The Jordanian frontier has also been all but sealed, resulting in “at least three major buildups of asylum seekers along the inhospitable informal northeastern borders, the latest with a reported 16,000 refugees,” the group said.
“There is no question that Jordan has been shouldering this problem on their own for all these years, and it is straining the resources of the country,” said Karl Schembri, a spokesman for the group based in Amman, the Jordanian capital. “No country in the world was ever prepared for these influxes of refugees.”
But the Syrians were faced with “an impossible situation,” Mr. Schembri said. Nearly half of the refugees the group has interviewed want to leave Jordan. But the odds of reaching Europe are long, and they are loath to return to the stampeding violence at home.
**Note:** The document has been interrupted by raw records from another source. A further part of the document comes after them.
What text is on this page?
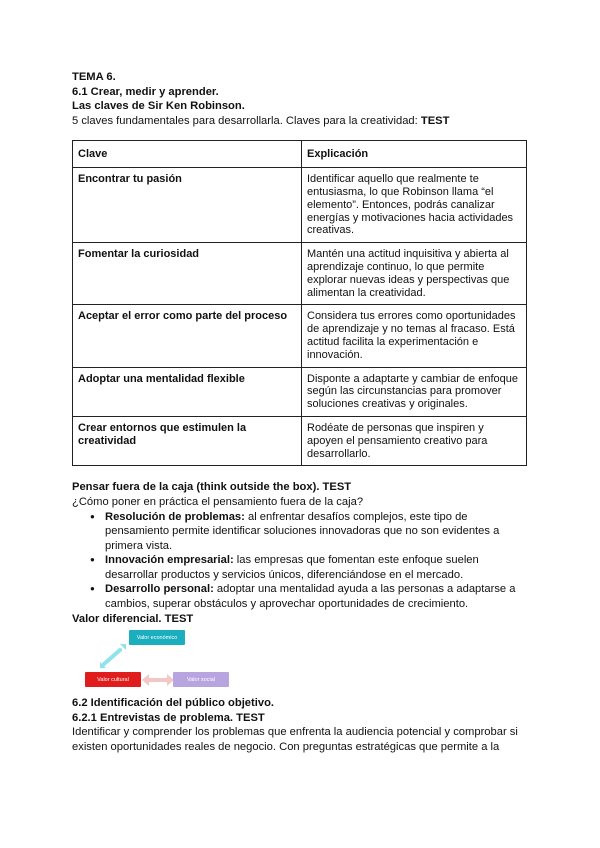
TEMA 6.
6.1 Crear, medir y aprender.
Las claves de Sir Ken Robinson.
5 claves fundamentales para desarrollarla. Claves para la creatividad: TEST
Clave	Explicación
Encontrar tu pasión	Identificar aquello que realmente te entusiasma, lo que Robinson llama “el elemento”. Entonces, podrás canalizar energías y motivaciones hacia actividades creativas.
Fomentar la curiosidad	Mantén una actitud inquisitiva y abierta al aprendizaje continuo, lo que permite explorar nuevas ideas y perspectivas que alimentan la creatividad.
Aceptar el error como parte del proceso	Considera tus errores como oportunidades de aprendizaje y no temas al fracaso. Está actitud facilita la experimentación e innovación.
Adoptar una mentalidad flexible	Disponte a adaptarte y cambiar de enfoque según las circunstancias para promover soluciones creativas y originales.
Crear entornos que estimulen la creatividad	Rodéate de personas que inspiren y apoyen el pensamiento creativo para desarrollarlo.
Pensar fuera de la caja (think outside the box). TEST
¿Cómo poner en práctica el pensamiento fuera de la caja?
● Resolución de problemas: al enfrentar desafíos complejos, este tipo de pensamiento permite identificar soluciones innovadoras que no son evidentes a primera vista.
● Innovación empresarial: las empresas que fomentan este enfoque suelen desarrollar productos y servicios únicos, diferenciándose en el mercado.
● Desarrollo personal: adoptar una mentalidad ayuda a las personas a adaptarse a cambios, superar obstáculos y aprovechar oportunidades de crecimiento.
Valor diferencial. TEST
Valor económico
Valor cultural	Valor social
6.2 Identificación del público objetivo.
6.2.1 Entrevistas de problema. TEST
Identificar y comprender los problemas que enfrenta la audiencia potencial y comprobar si existen oportunidades reales de negocio. Con preguntas estratégicas que permite a la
Mohamed Masalmeh, 70, a Syrian who has been waiting out the war with his family in Ramtha for four years, is barely scraping by, and hardly, it seems, straining the resources of the state. He supports himself, his wife and three granddaughters with the help of United Nations assistance that only just covers the rent.
“We thought it would be six months, a year,” he said. His granddaughters, whose father was killed in the war, barely know anything about Syria.
He does not intend on staying, as some Jordanians fear. “If there is any peace, we’ll go back,” he said.